From the never-posted archive, because we’ll be there again this year (and sleeping or in the sauna) when this post goes up:
I don’t recall what I was searching for, but I was flipping through the pictures on my phone and ran across those that we took on New Year’s Eve. Further to finding the pictures, I ran across the fairly substantial post that I had written, but never put up due to the weird and subsequently busy nature of the past couple of weeks (that’s terrorists-stole-my-birthday-week and Purrito-is-going-back-to-the-States week for anyone who gives much of a damn). It’s not complete, and for whatever reason, it doesn’t feel right to do so at the moment, but here it is for posterity and the internet and for no fucking reason whatsoever.
…because a gatsby party don’t stop until at least two people are dead and everyone is disillusioned with the jazz age as a whole. [credit]
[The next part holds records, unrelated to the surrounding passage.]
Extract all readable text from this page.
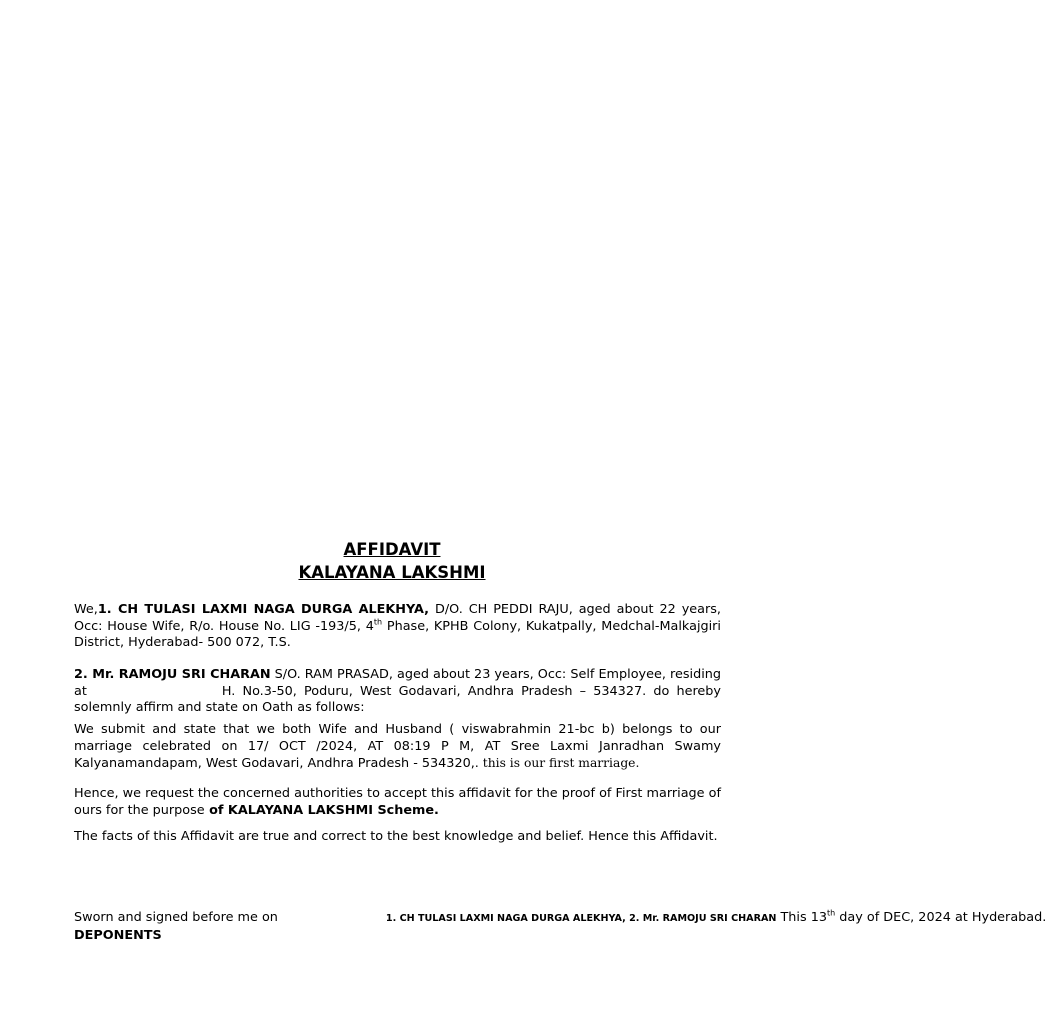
AFFIDAVIT
KALAYANA LAKSHMI
We,1. CH TULASI LAXMI NAGA DURGA ALEKHYA, D/O. CH PEDDI RAJU, aged about 22 years, Occ: House Wife, R/o. House No. LIG -193/5, 4th Phase, KPHB Colony, Kukatpally, Medchal-Malkajgiri District, Hyderabad- 500 072, T.S.
2. Mr. RAMOJU SRI CHARAN S/O. RAM PRASAD, aged about 23 years, Occ: Self Employee, residing at	H. No.3-50, Poduru, West Godavari, Andhra Pradesh – 534327. do hereby solemnly affirm and state on Oath as follows:
We submit and state that we both Wife and Husband ( viswabrahmin 21-bc b) belongs to our marriage celebrated on 17/ OCT /2024, AT 08:19 P M, AT Sree Laxmi Janradhan Swamy Kalyanamandapam, West Godavari, Andhra Pradesh - 534320,. this is our first marriage.
Hence, we request the concerned authorities to accept this affidavit for the proof of First marriage of ours for the purpose of KALAYANA LAKSHMI Scheme.
The facts of this Affidavit are true and correct to the best knowledge and belief. Hence this Affidavit.
Sworn and signed before me on	1. CH TULASI LAXMI NAGA DURGA ALEKHYA, 2. Mr. RAMOJU SRI CHARAN This 13th day of DEC, 2024 at Hyderabad.
DEPONENTS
The end of the first day back at work (it’s still surprising how short a perceived time span two weeks can be) seems like an appropriate time to wistfully (if not a touch melancholically) look back on New Year’s Eve, which was a startling amount of fun.
Like many of our tales, this one begins in Rouen; on our inital visit to Rouen, we ran across the Hotel Bourgtheroulde, which is a 15th century building that has been converted into a five star (per the French rating system) hotel. Next to the menu for the restaurant, we spotted a flyer for a NYE party (réveillon, per the local tongue). Without fail, on a yearly basis, we talk about going to a New Year’s Eve party (I’m not sure if this is a tautological or a form of epistemic closure, so let’s just say that it’s both), and this time, we were in France.
So hey, what the hell, you know?
Aside: I’m minimizing the economic argument here; to stay the night in a room was nearly 80€ less expensive than under normal circumstances, and the entire trip (tickets for the both of us, the adder for champagne and aperos before the main event, tickets to and from Rouen, room and board, the Purrito’s 3€ curry panini, and a box of paracémtaol for the day after) was still less costly than two entries to Musée du quai Branly’s (otherwise known as the museum of random pilfered artifacts from native cultures that I really can’t even pretend to give a shit about) soirée.
This, however, is not merely the tale of a party; this tale entails fish (and fish entail fish tails).
Sucker fish of a species unknown to me but which look remarkably like the non-plecostomus sucker fish that my mother unintentionally killed by over-cleaning the fish tank. (RIP Gollum; I’m raising a glass of Volvic to you right now)
It’s a strange thing for a soap shop to have (unlike Gollum, these fish aren’t exposed to dish soap or chlorine; UV lights are used to sterilize the tanks in between people), but a hell of a way to spend about a hundred Euros (to be fair, we bought donkey soap and some sort of hand lotion as well)
Occasional nip aside (they’re supposed to eat dead skin, but get a touch overzealous here and there), it’s a surprisingly entertaining experience, likely due in no small part to the Purrito’s periodic squirming and the abject weirdness of feeling a fish nibble the cuticle directly under the front of one’s toenail.
The actual party was great; champagne and apéros gave way to a four hour, five course meal that included what is likely the best foie gras that I have had thus far (and naturally, we have no clue as to what kind it was). It being a gatsby-themed fête de réveillon, the majority of the people in attendance were dressed in semi-period-appropriate attire, us included (we even nabbed a compliment from a guy we dubbed The Spaniard, who proclaimed that we were ‘’very roaring twenties”) True to the theme, the entertainment consisted of a trio of showgirls performing songs from Cabaret (I’m deferring to the purrito on this one; I have no clue), the traditional champagne toast at midnight, and finally, a number of what we had thought to be frail older men getting the hell down on the dance floor.
Three weeks later, I really don’t remember the hangover. I do remember the fun.